Friedman em um ponto saiu da sala, e então Berkowitz disse: “Não tenho certeza do que David disse a você, mas a reunião com o presidente sobre a anexação foi muito ruim.”
Berkowitz pediu a Netanyahu que não avançasse com a medida e disse que, se o premiê insistisse, isso teria que ser feito junto com uma série de gestos significativos para os palestinos. Isso irritou ainda mais Netanyahu, que ameaçou prosseguir e realizar a mudança unilateralmente, relatou Ravid.
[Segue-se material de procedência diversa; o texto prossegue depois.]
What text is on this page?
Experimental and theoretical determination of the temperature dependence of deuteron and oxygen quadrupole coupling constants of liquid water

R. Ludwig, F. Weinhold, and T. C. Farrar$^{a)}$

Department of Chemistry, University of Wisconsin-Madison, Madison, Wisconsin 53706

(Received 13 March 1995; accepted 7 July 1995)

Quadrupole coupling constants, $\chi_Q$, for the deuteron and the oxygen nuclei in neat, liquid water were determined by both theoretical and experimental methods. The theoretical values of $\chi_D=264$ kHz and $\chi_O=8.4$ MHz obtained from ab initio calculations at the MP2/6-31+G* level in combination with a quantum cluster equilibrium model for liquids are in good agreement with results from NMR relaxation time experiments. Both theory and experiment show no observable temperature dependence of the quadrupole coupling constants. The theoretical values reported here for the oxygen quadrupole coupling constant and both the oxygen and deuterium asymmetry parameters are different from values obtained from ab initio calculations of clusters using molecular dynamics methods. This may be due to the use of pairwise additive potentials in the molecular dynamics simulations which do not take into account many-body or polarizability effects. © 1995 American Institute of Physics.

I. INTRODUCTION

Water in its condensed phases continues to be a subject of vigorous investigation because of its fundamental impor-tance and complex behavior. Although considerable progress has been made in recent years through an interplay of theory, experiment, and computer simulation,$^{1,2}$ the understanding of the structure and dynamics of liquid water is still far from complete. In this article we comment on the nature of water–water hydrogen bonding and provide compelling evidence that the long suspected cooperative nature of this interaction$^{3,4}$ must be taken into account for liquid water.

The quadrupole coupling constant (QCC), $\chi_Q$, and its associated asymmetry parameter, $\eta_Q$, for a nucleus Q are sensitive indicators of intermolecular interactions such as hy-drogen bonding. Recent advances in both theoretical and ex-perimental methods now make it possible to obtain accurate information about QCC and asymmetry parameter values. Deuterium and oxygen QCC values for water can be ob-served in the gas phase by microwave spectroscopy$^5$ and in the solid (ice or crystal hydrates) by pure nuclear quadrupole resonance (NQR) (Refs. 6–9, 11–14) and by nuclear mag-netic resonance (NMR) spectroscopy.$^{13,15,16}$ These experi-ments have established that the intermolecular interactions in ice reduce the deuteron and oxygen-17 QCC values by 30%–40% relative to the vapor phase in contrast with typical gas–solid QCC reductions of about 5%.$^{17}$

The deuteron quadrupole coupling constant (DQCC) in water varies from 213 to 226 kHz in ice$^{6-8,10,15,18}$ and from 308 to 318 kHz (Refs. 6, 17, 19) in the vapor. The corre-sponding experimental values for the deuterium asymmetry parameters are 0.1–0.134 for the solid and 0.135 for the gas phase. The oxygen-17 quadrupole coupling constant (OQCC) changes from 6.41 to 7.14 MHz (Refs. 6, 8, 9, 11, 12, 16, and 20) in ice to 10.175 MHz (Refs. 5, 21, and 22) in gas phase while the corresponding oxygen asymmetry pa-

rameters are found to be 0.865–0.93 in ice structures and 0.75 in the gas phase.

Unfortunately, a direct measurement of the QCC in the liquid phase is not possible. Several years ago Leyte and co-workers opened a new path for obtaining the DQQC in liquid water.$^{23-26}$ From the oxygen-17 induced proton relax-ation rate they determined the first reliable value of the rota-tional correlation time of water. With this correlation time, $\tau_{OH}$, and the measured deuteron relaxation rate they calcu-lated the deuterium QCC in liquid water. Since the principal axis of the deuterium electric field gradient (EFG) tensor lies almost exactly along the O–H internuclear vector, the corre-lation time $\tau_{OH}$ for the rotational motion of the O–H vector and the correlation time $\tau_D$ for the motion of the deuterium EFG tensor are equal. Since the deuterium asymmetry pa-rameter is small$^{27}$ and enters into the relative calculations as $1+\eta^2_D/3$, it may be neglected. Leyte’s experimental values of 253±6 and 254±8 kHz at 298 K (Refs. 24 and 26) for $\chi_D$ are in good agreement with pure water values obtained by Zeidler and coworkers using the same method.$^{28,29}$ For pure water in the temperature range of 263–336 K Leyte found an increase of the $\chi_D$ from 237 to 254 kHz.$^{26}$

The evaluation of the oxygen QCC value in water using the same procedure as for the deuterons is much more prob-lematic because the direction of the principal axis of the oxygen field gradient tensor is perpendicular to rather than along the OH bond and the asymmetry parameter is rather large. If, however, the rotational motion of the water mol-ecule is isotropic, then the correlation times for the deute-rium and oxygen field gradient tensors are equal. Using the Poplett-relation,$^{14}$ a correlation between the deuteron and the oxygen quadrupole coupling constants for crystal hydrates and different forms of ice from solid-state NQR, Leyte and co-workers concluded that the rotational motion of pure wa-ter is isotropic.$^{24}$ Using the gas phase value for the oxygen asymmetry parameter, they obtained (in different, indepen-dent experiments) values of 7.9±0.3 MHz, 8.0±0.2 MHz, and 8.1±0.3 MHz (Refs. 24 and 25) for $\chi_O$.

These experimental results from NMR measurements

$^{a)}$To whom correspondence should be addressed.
O enviado dos EUA disse que o primeiro-ministro era livre para fazê-lo, mas que deveria estar ciente de que isso poderia levar Trump a tweetar contra Netanyahu, e ele poderia perder o apoio do presidente.
“Você vai pegar seu maior amigo no mundo e torná-lo um inimigo. Não posso lhe dizer o que fazer, mas eu o aconselho fortemente contra isso ”, Ravid citou Berkowitz como tendo dito a Netanyahu.
Uma solução toma forma
Depois de duas reuniões entre Netanyahu, Friedman e Berkowitz, nas quais os lados não fizeram nenhum progresso, Berkowitz ligou para Kushner e os dois decidiram oferecer a Netanyahu uma cenoura em troca da anexação às prateleiras.
Em março de 2019, o Embaixador dos Emirados Árabes Unidos nos EUA, Yousef al-Otaiba, fez uma visita à casa de Kushner em Washington. Lá, ele disse ao conselheiro sênior de Trump que os Emirados Árabes Unidos queriam normalizar os laços com Israel.
Com essa reunião em mente, Kushner disse a Berkowitz para oferecer a proposta dos Emirados Árabes Unidos em troca de Netanyahu abandonar a anexação.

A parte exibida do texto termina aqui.